The Department of Heavy Industries is working with automobile industry stakeholders to devise a scheme that will boost production.
New Delhi: The Textiles Ministry is bringing to fore a structure under which the Production Linked Incentive Scheme for technical textiles and man-made fibre segment will be rolled out, Textiles Minister Smriti Irani said on Friday.
She said the new Textile Policy is on the anvil, observing that the previous national Textile Policy was unveiled two decades ago. The minister was addressing Assocham Foundation Week 2020.
“In 2013-14, in the cotton segment, the MSP operations were only worth Rs 90 crore while last year, the MSP operations in the cotton segment alone reached a value in total of Rs 28,500 crore. This season, in the cotton segment MSP operations worth Rs 14,659 crore have already been undertaken and 9.63 lakh farmers producing cotton in the country have directly received into their bank accounts an amount of Rs 11,799 crore, this is done in only two months,” said the minister.

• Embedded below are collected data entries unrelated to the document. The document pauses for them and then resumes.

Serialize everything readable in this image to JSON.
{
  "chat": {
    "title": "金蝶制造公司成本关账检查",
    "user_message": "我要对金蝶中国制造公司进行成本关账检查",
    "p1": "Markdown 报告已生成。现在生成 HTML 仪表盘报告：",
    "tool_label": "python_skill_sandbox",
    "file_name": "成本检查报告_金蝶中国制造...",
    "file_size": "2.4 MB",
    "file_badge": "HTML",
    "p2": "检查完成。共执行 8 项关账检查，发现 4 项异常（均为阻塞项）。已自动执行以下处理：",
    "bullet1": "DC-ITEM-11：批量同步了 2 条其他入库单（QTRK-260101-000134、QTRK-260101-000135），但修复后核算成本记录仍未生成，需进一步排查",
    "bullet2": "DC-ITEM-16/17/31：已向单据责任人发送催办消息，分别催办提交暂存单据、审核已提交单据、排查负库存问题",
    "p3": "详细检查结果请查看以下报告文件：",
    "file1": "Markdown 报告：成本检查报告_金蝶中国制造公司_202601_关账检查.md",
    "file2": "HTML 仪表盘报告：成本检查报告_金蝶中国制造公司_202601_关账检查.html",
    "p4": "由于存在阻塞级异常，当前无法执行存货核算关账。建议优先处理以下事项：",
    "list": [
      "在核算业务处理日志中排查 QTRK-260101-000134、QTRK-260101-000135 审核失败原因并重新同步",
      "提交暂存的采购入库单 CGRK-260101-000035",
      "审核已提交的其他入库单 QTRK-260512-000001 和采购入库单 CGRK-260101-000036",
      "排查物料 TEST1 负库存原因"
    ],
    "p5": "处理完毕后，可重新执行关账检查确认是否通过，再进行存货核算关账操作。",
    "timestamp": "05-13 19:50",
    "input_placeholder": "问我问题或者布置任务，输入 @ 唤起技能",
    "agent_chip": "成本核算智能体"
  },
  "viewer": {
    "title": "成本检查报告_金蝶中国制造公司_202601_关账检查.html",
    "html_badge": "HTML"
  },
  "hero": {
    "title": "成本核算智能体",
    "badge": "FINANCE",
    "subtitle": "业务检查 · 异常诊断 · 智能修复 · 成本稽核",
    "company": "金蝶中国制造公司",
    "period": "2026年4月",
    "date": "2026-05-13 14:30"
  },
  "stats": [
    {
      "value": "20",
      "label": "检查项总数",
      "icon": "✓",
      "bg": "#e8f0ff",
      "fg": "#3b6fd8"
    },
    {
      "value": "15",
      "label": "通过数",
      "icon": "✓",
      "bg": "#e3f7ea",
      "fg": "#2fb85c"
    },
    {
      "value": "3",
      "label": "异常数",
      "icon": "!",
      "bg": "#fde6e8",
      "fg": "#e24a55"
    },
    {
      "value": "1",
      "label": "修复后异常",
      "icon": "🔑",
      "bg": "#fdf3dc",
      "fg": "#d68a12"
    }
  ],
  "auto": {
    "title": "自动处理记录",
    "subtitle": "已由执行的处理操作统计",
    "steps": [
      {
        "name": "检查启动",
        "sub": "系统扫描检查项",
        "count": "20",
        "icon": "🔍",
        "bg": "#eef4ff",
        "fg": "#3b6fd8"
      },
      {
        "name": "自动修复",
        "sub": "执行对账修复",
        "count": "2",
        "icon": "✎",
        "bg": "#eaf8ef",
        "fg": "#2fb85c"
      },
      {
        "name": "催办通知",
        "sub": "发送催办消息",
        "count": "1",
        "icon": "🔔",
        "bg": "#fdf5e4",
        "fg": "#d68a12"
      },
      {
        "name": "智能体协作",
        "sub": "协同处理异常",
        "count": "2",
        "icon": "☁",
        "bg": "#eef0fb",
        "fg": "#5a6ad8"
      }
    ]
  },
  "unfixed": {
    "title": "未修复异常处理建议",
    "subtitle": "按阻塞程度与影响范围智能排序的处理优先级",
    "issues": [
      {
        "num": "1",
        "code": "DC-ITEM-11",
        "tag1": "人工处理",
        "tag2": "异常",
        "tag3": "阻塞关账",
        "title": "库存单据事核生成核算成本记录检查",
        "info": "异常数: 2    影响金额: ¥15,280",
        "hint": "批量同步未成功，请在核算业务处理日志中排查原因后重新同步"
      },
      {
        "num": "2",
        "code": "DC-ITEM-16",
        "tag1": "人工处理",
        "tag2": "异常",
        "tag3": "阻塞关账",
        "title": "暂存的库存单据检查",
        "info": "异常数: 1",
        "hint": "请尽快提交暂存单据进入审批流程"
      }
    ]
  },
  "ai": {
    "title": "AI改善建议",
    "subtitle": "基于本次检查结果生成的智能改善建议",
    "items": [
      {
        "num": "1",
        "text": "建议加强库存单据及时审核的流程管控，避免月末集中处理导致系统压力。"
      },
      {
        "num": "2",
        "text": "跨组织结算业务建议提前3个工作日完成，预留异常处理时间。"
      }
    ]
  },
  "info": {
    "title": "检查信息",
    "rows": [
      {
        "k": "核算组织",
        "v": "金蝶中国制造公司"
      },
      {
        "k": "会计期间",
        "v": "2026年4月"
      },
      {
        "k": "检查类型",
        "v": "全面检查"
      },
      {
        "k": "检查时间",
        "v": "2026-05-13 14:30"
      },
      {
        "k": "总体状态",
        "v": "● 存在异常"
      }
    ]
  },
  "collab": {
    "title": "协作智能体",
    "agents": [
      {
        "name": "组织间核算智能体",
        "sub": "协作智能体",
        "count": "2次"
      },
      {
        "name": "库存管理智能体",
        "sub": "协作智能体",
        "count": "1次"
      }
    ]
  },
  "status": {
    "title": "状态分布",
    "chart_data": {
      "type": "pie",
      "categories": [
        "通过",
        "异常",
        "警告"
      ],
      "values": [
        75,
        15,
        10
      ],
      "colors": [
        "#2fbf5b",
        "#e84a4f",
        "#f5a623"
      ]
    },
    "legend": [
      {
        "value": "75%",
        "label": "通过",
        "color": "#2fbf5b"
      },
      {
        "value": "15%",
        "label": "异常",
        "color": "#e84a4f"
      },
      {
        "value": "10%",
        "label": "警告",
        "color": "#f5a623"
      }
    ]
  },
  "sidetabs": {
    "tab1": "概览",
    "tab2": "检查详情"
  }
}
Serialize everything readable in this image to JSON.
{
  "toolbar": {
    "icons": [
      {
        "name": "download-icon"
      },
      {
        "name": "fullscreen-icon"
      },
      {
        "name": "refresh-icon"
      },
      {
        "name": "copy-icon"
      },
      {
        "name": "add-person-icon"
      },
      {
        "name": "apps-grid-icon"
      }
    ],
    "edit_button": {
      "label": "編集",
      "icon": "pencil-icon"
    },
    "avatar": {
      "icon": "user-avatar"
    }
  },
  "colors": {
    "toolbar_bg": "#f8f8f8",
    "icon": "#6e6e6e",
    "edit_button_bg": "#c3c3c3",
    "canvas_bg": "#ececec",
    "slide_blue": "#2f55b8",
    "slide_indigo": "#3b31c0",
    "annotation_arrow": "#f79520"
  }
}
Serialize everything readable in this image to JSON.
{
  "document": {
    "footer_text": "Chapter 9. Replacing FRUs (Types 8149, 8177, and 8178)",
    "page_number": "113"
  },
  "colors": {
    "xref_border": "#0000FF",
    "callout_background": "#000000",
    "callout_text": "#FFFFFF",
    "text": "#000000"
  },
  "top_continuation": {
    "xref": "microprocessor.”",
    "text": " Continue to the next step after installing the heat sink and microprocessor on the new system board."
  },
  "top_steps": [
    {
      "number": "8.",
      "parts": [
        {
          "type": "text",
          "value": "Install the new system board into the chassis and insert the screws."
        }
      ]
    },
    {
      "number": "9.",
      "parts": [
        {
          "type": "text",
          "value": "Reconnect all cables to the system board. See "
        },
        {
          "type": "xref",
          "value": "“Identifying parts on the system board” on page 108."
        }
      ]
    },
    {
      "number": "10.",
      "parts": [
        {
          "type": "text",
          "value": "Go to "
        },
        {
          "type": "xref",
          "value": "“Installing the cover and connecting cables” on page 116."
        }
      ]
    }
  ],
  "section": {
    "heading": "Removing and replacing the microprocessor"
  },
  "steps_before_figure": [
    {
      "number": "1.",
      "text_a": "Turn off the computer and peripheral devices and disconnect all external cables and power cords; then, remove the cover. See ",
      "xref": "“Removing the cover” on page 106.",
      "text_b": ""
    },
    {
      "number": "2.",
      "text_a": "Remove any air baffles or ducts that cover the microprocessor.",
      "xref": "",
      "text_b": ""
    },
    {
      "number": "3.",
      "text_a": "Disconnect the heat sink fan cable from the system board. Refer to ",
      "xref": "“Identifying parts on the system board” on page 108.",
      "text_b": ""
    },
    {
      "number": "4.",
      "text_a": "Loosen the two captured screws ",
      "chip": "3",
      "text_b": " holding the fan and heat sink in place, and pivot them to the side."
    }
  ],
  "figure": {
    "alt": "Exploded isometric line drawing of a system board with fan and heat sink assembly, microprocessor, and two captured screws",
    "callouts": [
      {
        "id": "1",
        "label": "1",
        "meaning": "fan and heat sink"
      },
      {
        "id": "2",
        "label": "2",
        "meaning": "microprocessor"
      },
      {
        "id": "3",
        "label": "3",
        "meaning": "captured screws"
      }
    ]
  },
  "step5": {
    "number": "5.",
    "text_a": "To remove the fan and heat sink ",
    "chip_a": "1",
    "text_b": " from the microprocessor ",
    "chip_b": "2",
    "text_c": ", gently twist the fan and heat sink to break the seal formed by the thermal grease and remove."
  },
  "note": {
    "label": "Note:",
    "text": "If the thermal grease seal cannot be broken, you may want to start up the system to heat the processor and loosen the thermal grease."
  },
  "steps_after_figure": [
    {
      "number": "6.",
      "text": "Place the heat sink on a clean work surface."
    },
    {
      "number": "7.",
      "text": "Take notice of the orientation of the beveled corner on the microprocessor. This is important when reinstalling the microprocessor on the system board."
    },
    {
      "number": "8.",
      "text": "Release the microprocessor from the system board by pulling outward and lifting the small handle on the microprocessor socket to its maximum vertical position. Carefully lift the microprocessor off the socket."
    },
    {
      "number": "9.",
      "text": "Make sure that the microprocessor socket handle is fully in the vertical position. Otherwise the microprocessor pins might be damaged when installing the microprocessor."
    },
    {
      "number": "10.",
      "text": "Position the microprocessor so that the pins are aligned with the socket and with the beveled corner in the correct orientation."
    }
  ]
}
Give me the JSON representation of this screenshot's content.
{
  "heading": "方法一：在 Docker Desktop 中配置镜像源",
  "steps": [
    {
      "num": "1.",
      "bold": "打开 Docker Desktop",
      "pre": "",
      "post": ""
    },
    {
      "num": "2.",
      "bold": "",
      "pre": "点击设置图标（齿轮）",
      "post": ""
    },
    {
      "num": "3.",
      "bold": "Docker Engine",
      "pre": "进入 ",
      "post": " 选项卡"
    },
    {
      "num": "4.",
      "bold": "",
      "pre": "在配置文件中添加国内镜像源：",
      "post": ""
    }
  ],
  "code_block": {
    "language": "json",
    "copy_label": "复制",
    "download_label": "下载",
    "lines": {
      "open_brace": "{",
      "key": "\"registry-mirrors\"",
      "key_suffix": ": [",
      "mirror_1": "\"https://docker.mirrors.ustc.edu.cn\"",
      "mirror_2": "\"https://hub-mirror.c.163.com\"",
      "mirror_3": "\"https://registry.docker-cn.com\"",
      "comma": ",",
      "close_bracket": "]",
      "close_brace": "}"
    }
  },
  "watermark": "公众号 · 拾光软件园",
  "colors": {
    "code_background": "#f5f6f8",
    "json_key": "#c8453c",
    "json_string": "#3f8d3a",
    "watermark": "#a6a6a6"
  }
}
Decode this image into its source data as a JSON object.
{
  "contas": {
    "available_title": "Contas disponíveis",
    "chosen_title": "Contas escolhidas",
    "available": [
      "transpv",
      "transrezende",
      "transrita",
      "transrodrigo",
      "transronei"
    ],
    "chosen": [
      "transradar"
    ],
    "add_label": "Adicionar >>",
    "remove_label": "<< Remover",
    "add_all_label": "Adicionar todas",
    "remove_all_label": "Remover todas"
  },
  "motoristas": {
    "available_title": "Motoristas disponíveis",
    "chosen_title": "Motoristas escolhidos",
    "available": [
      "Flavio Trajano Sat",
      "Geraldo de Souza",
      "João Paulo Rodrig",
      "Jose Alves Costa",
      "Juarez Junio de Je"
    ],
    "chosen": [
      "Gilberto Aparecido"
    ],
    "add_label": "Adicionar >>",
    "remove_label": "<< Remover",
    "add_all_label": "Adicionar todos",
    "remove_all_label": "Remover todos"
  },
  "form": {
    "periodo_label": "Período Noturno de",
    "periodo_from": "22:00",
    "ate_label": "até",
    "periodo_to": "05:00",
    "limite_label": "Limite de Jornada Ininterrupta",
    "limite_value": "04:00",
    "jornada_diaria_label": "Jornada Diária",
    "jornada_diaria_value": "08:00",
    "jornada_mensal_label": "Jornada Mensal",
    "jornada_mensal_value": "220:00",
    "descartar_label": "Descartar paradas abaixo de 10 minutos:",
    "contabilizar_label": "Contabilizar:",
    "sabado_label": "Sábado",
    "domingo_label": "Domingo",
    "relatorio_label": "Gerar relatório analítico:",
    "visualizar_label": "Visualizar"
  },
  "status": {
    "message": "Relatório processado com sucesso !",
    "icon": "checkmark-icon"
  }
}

Besides, Irani said, if you look at extra-long staple cotton, we currently produce only four lakh bales. If the industry conjoins its efforts with farming community and “we raise the potential growth of production of ELS cotton from four lakh bales to 50 lakh bales, then the impact on the Indian cotton textiles industry will be such that we will increase our businesses from the current $18 billion to $80 billion, that is the potential that needs to be leveraged and explored”, the minister stated.
The minister also noted that India has become the second largest manufacturer and exporter of personal protective equipment (PPE).
She said that while the textiles industry was not prepared for, but it rose to this challenge. “It was an effort which involved almost all ministries and industry segments in support of Indian textiles industry.”
Automobile sector
The Heavy Industries Ministry is engaged in close coordination with stakeholders on the Production Linked Incentive scheme which also covers the automobile sector and hopefully it will be rolled out soon, a top official said on Friday.
“Government has come out with a huge outlay for production linked incentives in the manufacturing sector, a big factor of which is auto. So the size is going to be approximately Rs 1.5 lakh crore. “We are now in close coordination with the stakeholders to work out the details and hopefully it will be seeing the light of the day in the final shape very soon,” Secretary in the Heavy Industries Ministry Arun Goel said at a CII Summit.
The Department of Heavy Industries frames and implements policies for the auto sector.
The Union Cabinet last month approved a Production Linked Incentive (PLI) scheme worth Rs 1.46 lakh crore for 10 sectors to boost domestic manufacturing, create jobs and reduce the dependence on imports.
The scheme will be offered to white goods manufacturing, pharma, auto, telecom, textile, food products, solar photovoltaic and cell battery, among others, with a total outlay of Rs 1,45,980 crore spread over five years.